Improving the quality and scope of customer interactions and learning from those interactions are essential to improving customer relationships. In different ways, software developers ePeople Inc. and Kana Inc. are trying to help their customers better achieve those goals.
ePeople this week is rolling out Version 5.1 of its ePeople Teamwork software, a collaborative customer service application that can be accessed from within Microsoft Corp.s Outlook e-mail client.
Meanwhile, Kana last week announced four vertical-market-specific customer service applications for the telecommunications and banking industries.
ePeoples and Kanas products are chiefly used to handle customer interactions while retaining information from those interactions to improve customer service.
Version 5.1 of ePeople Teamwork lets users remain in Outlook while doing a host of tasks, including interacting with customers or partners in work spaces, finding subject matter experts, and capturing and accessing knowledge from those interactions. Users can also link customer issues to accounts, manage tasks and projects, and document the resolution of customer service, according to officials in Mountain View, Calif.
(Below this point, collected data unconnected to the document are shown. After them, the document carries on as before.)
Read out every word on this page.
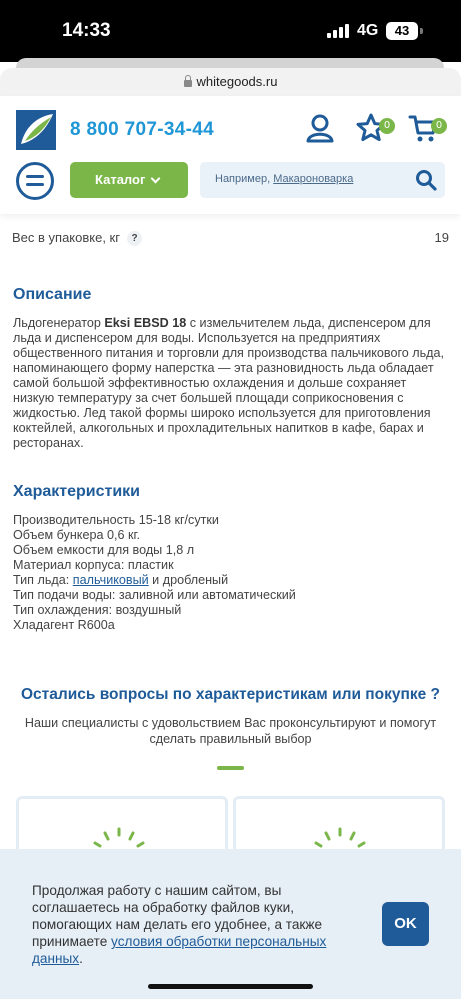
14:33	4G	43
whitegoods.ru
8 800 707-34-44	0	0
Каталог	Например, Макароноварка
Вес в упаковке, кг ?	19
Описание
Льдогенератор Eksi EBSD 18 с измельчителем льда, диспенсером для льда и диспенсером для воды. Используется на предприятиях общественного питания и торговли для производства пальчикового льда, напоминающего форму наперстка — эта разновидность льда обладает самой большой эффективностью охлаждения и дольше сохраняет низкую температуру за счет большей площади соприкосновения с жидкостью. Лед такой формы широко используется для приготовления коктейлей, алкогольных и прохладительных напитков в кафе, барах и ресторанах.
Характеристики
Производительность 15-18 кг/сутки
Объем бункера 0,6 кг.
Объем емкости для воды 1,8 л
Материал корпуса: пластик
Тип льда: пальчиковый и дробленый
Тип подачи воды: заливной или автоматический
Тип охлаждения: воздушный
Хладагент R600a
Остались вопросы по характеристикам или покупке ?
Наши специалисты с удовольствием Вас проконсультируют и помогут сделать правильный выбор
Продолжая работу с нашим сайтом, вы соглашаетесь на обработку файлов куки, помогающих нам делать его удобнее, а также принимаете условия обработки персональных данных.
OK
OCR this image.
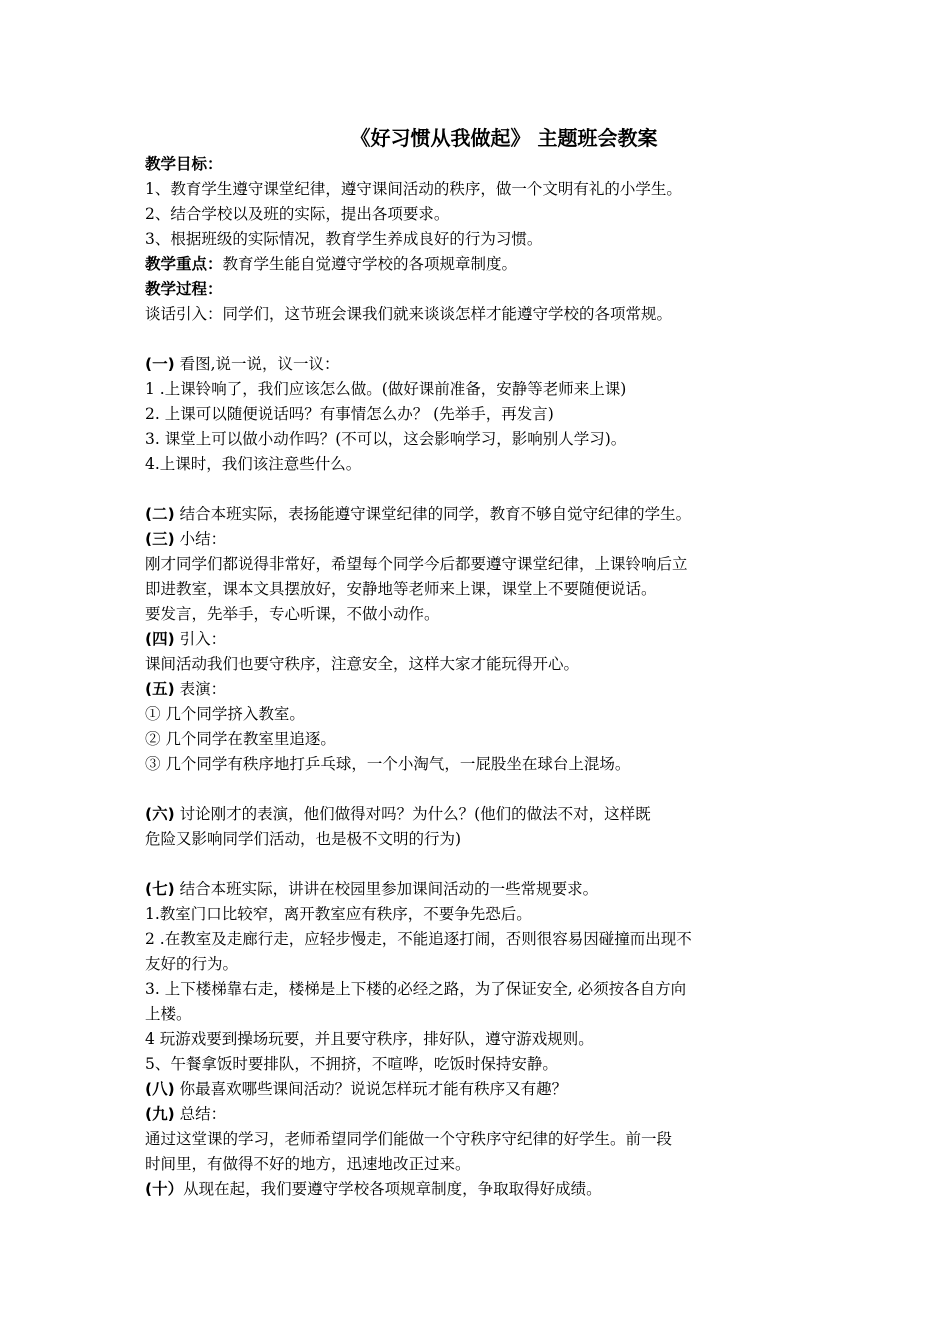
《好习惯从我做起》 主题班会教案
教学目标：
1、教育学生遵守课堂纪律，遵守课间活动的秩序，做一个文明有礼的小学生。
2、结合学校以及班的实际，提出各项要求。
3、根据班级的实际情况，教育学生养成良好的行为习惯。
教学重点：教育学生能自觉遵守学校的各项规章制度。
教学过程：
谈话引入：同学们，这节班会课我们就来谈谈怎样才能遵守学校的各项常规。
(一) 看图,说一说，议一议：
1 .上课铃响了，我们应该怎么做。(做好课前准备，安静等老师来上课)
2. 上课可以随便说话吗？有事情怎么办？ (先举手，再发言)
3. 课堂上可以做小动作吗？(不可以，这会影响学习，影响别人学习)。
4.上课时，我们该注意些什么。
(二) 结合本班实际，表扬能遵守课堂纪律的同学，教育不够自觉守纪律的学生。
(三) 小结：
刚才同学们都说得非常好，希望每个同学今后都要遵守课堂纪律，上课铃响后立
即进教室，课本文具摆放好，安静地等老师来上课，课堂上不要随便说话。
要发言，先举手，专心听课，不做小动作。
(四) 引入：
课间活动我们也要守秩序，注意安全，这样大家才能玩得开心。
(五) 表演：
① 几个同学挤入教室。
② 几个同学在教室里追逐。
③ 几个同学有秩序地打乒乓球，一个小淘气，一屁股坐在球台上混场。
(六) 讨论刚才的表演，他们做得对吗？为什么？(他们的做法不对，这样既
危险又影响同学们活动，也是极不文明的行为)
(七) 结合本班实际，讲讲在校园里参加课间活动的一些常规要求。
1.教室门口比较窄，离开教室应有秩序，不要争先恐后。
2 .在教室及走廊行走，应轻步慢走，不能追逐打闹，否则很容易因碰撞而出现不
友好的行为。
3. 上下楼梯靠右走，楼梯是上下楼的必经之路，为了保证安全, 必须按各自方向
上楼。
4 玩游戏要到操场玩要，并且要守秩序，排好队，遵守游戏规则。
5、午餐拿饭时要排队，不拥挤，不喧哗，吃饭时保持安静。
(八) 你最喜欢哪些课间活动？说说怎样玩才能有秩序又有趣？
(九) 总结：
通过这堂课的学习，老师希望同学们能做一个守秩序守纪律的好学生。前一段
时间里，有做得不好的地方，迅速地改正过来。
(十）从现在起，我们要遵守学校各项规章制度，争取取得好成绩。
Separately, Kana is targeting specific vertical markets with its new customer service offerings, according to Kana officials in Redwood City, Calif. The applications include Agent IQ for Telecommunications, Agent IQ for Retail Banking, Customer IQ for Retail Banking and Agent IQ for Branch Banking. The Agent IQ products are used by customer service agents to resolve customer service issues. Customer IQ for Retail Banking is a customer self-service product.
ADC Telecommunication Inc. uses Kanas existing IQ software as its knowledge base for handling customer service issues online. Candyce Anderson, project manager for the Minneapolis-based company, said Agent IQ for Telecommunications could allow her company to respond to customer issues directly at its site.
“It has a lot of interesting features that look like they could be beneficial for our business, like chat so customers could contact our internal agents through the Web,” Anderson said.